Believe me when I say, caregivers and family executors already feel isolated -- they don't need the added stress of bitter armchair quarterbacks.  Being on the receiving end of such vicious rumors has been hurtful and left me incredulous.  I've seen the pattern repeated in family after family, and I marvel that people can have too little courage or integrity to confront a person directly with their concerns, yet have no problem quietly dismantling relationships and attempting to ruin reputations.  But most of the power such people have over my happiness, I have given them.   I have cared too much about their influence and about others' perceptions of me.  I know what I have done and what I haven't.  I am flawed -- it's true -- but my integrity is firmly intact.  I weigh my every action to make sure it's fair, even to those who've shown me zero courtesy or respect.  That is the very best I can do:  The rest is up to others.  The worthy will ask me their questions before they pass judgment.  I can no longer allow the unworthy to hold sway over my peace of mind.

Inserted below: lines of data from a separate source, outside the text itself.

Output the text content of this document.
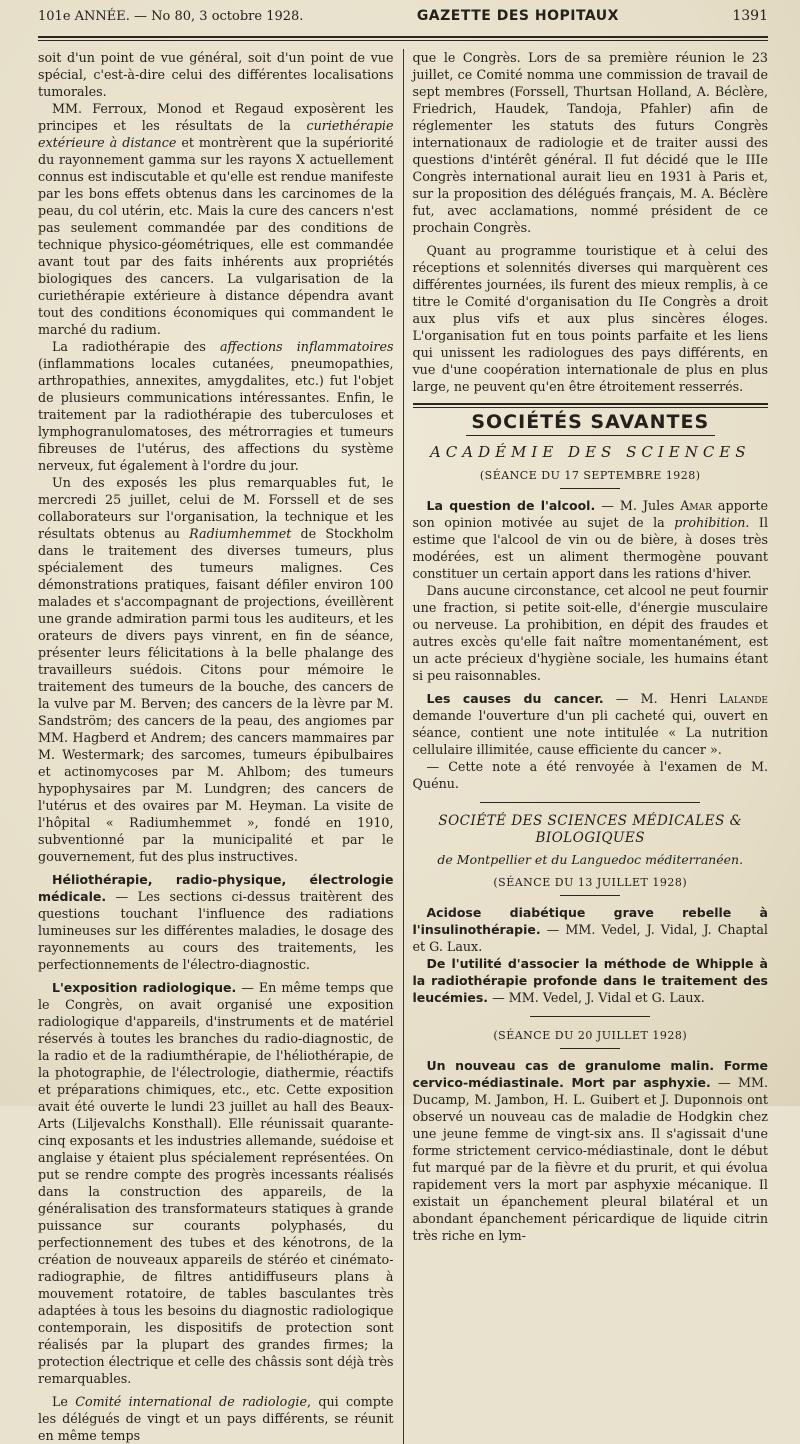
101e ANNÉE. — No 80, 3 octobre 1928.	GAZETTE DES HOPITAUX	1391

soit d'un point de vue général, soit d'un point de vue spécial, c'est-à-dire celui des différentes localisations tumorales.

MM. Ferroux, Monod et Regaud exposèrent les principes et les résultats de la curiethérapie extérieure à distance et montrèrent que la supériorité du rayonnement gamma sur les rayons X actuellement connus est indiscutable et qu'elle est rendue manifeste par les bons effets obtenus dans les carcinomes de la peau, du col utérin, etc. Mais la cure des cancers n'est pas seulement commandée par des conditions de technique physico-géométriques, elle est commandée avant tout par des faits inhérents aux propriétés biologiques des cancers. La vulgarisation de la curiethérapie extérieure à distance dépendra avant tout des conditions économiques qui commandent le marché du radium.

La radiothérapie des affections inflammatoires (inflammations locales cutanées, pneumopathies, arthropathies, annexites, amygdalites, etc.) fut l'objet de plusieurs communications intéressantes. Enfin, le traitement par la radiothérapie des tuberculoses et lymphogranulomatoses, des métrorragies et tumeurs fibreuses de l'utérus, des affections du système nerveux, fut également à l'ordre du jour.

Un des exposés les plus remarquables fut, le mercredi 25 juillet, celui de M. Forssell et de ses collaborateurs sur l'organisation, la technique et les résultats obtenus au Radiumhemmet de Stockholm dans le traitement des diverses tumeurs, plus spécialement des tumeurs malignes. Ces démonstrations pratiques, faisant défiler environ 100 malades et s'accompagnant de projections, éveillèrent une grande admiration parmi tous les auditeurs, et les orateurs de divers pays vinrent, en fin de séance, présenter leurs félicitations à la belle phalange des travailleurs suédois. Citons pour mémoire le traitement des tumeurs de la bouche, des cancers de la vulve par M. Berven; des cancers de la lèvre par M. Sandström; des cancers de la peau, des angiomes par MM. Hagberd et Andrem; des cancers mammaires par M. Westermark; des sarcomes, tumeurs épibulbaires et actinomycoses par M. Ahlbom; des tumeurs hypophysaires par M. Lundgren; des cancers de l'utérus et des ovaires par M. Heyman. La visite de l'hôpital « Radiumhemmet », fondé en 1910, subventionné par la municipalité et par le gouvernement, fut des plus instructives.

Héliothérapie, radio-physique, électrologie médicale. — Les sections ci-dessus traitèrent des questions touchant l'influence des radiations lumineuses sur les différentes maladies, le dosage des rayonnements au cours des traitements, les perfectionnements de l'électro-diagnostic.

L'exposition radiologique. — En même temps que le Congrès, on avait organisé une exposition radiologique d'appareils, d'instruments et de matériel réservés à toutes les branches du radio-diagnostic, de la radio et de la radiumthérapie, de l'héliothérapie, de la photographie, de l'électrologie, diathermie, réactifs et préparations chimiques, etc., etc. Cette exposition avait été ouverte le lundi 23 juillet au hall des Beaux-Arts (Liljevalchs Konsthall). Elle réunissait quarante-cinq exposants et les industries allemande, suédoise et anglaise y étaient plus spécialement représentées. On put se rendre compte des progrès incessants réalisés dans la construction des appareils, de la généralisation des transformateurs statiques à grande puissance sur courants polyphasés, du perfectionnement des tubes et des kénotrons, de la création de nouveaux appareils de stéréo et cinémato-radiographie, de filtres antidiffuseurs plans à mouvement rotatoire, de tables basculantes très adaptées à tous les besoins du diagnostic radiologique contemporain, les dispositifs de protection sont réalisés par la plupart des grandes firmes; la protection électrique et celle des châssis sont déjà très remarquables.

Le Comité international de radiologie, qui compte les délégués de vingt et un pays différents, se réunit en même temps

que le Congrès. Lors de sa première réunion le 23 juillet, ce Comité nomma une commission de travail de sept membres (Forssell, Thurtsan Holland, A. Béclère, Friedrich, Haudek, Tandoja, Pfahler) afin de réglementer les statuts des futurs Congrès internationaux de radiologie et de traiter aussi des questions d'intérêt général. Il fut décidé que le IIIe Congrès international aurait lieu en 1931 à Paris et, sur la proposition des délégués français, M. A. Béclère fut, avec acclamations, nommé président de ce prochain Congrès.

Quant au programme touristique et à celui des réceptions et solennités diverses qui marquèrent ces différentes journées, ils furent des mieux remplis, à ce titre le Comité d'organisation du IIe Congrès a droit aux plus vifs et aux plus sincères éloges. L'organisation fut en tous points parfaite et les liens qui unissent les radiologues des pays différents, en vue d'une coopération internationale de plus en plus large, ne peuvent qu'en être étroitement resserrés.

SOCIÉTÉS SAVANTES
ACADÉMIE DES SCIENCES
(SÉANCE DU 17 SEPTEMBRE 1928)

La question de l'alcool. — M. Jules Amar apporte son opinion motivée au sujet de la prohibition. Il estime que l'alcool de vin ou de bière, à doses très modérées, est un aliment thermogène pouvant constituer un certain apport dans les rations d'hiver.

Dans aucune circonstance, cet alcool ne peut fournir une fraction, si petite soit-elle, d'énergie musculaire ou nerveuse. La prohibition, en dépit des fraudes et autres excès qu'elle fait naître momentanément, est un acte précieux d'hygiène sociale, les humains étant si peu raisonnables.

Les causes du cancer. — M. Henri Lalande demande l'ouverture d'un pli cacheté qui, ouvert en séance, contient une note intitulée « La nutrition cellulaire illimitée, cause efficiente du cancer ».

— Cette note a été renvoyée à l'examen de M. Quénu.

SOCIÉTÉ DES SCIENCES MÉDICALES & BIOLOGIQUES
de Montpellier et du Languedoc méditerranéen.
(SÉANCE DU 13 JUILLET 1928)

Acidose diabétique grave rebelle à l'insulinothérapie. — MM. Vedel, J. Vidal, J. Chaptal et G. Laux.

De l'utilité d'associer la méthode de Whipple à la radiothérapie profonde dans le traitement des leucémies. — MM. Vedel, J. Vidal et G. Laux.

(SÉANCE DU 20 JUILLET 1928)

Un nouveau cas de granulome malin. Forme cervico-médiastinale. Mort par asphyxie. — MM. Ducamp, M. Jambon, H. L. Guibert et J. Duponnois ont observé un nouveau cas de maladie de Hodgkin chez une jeune femme de vingt-six ans. Il s'agissait d'une forme strictement cervico-médiastinale, dont le début fut marqué par de la fièvre et du prurit, et qui évolua rapidement vers la mort par asphyxie mécanique. Il existait un épanchement pleural bilatéral et un abondant épanchement péricardique de liquide citrin très riche en lym-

4.  I want to glorify God with my words, actions and by disciplining my thoughts.

- This includes praying more.  Prayer used to be a sincere and frequent daily exercise.  I used to spend time every afternoon in serious extended contemplation and talks with God.  At some point those became derailed.
- It means putting a godly mentality into my endeavors.  Success is great, and it should be a priority, but it shouldn't be the first priority.  If I put God first and have faith that he will provide the increase, the rest will take care of itself.
- It means not retreating into self-centeredness as I cope with being overwhelmed.  
- It means modeling a godly walk for my children.
- It means reading my Bible more and engaging with the content through research and study.

One of my mother's hospice nurses told me something wonderful Momma said during a long night shortly after my mother's brain tumors had broken through and her mind had begun to wander into places we can't understand.  I had been prepared with the knowledge that many patients will go to a very dark place once they lose rational thought.  While hospice nurses pride themselves on taking care of people who can be verbally abusive and belligerent...they have a soft spot for the sweet ones.  My mother was a sweet one.  Danny, a kind, gentle man, said that in my mother's drifting, she quietly mumbled about cooking for church potlucks and playing cards with her Bridge Club Ladies.  That's who I want to be in this world.  I'd like to be someone who -- when I'm no longer cognizant of anything -- I'm rambling about the most godly, virtuous type of life.  I want my children to see in me, what I saw in her:  A woman of Proverbs 31.


Thank you, again, for joining our family in this journey.  In 2014, as we recenter and bring joy back into our lives, I hope we can pay some of it forward to you as well.  No matter what else is going on, I am enormously blessed to have many loving, supportive, creative people in the various parts of my life, and that includes YOU!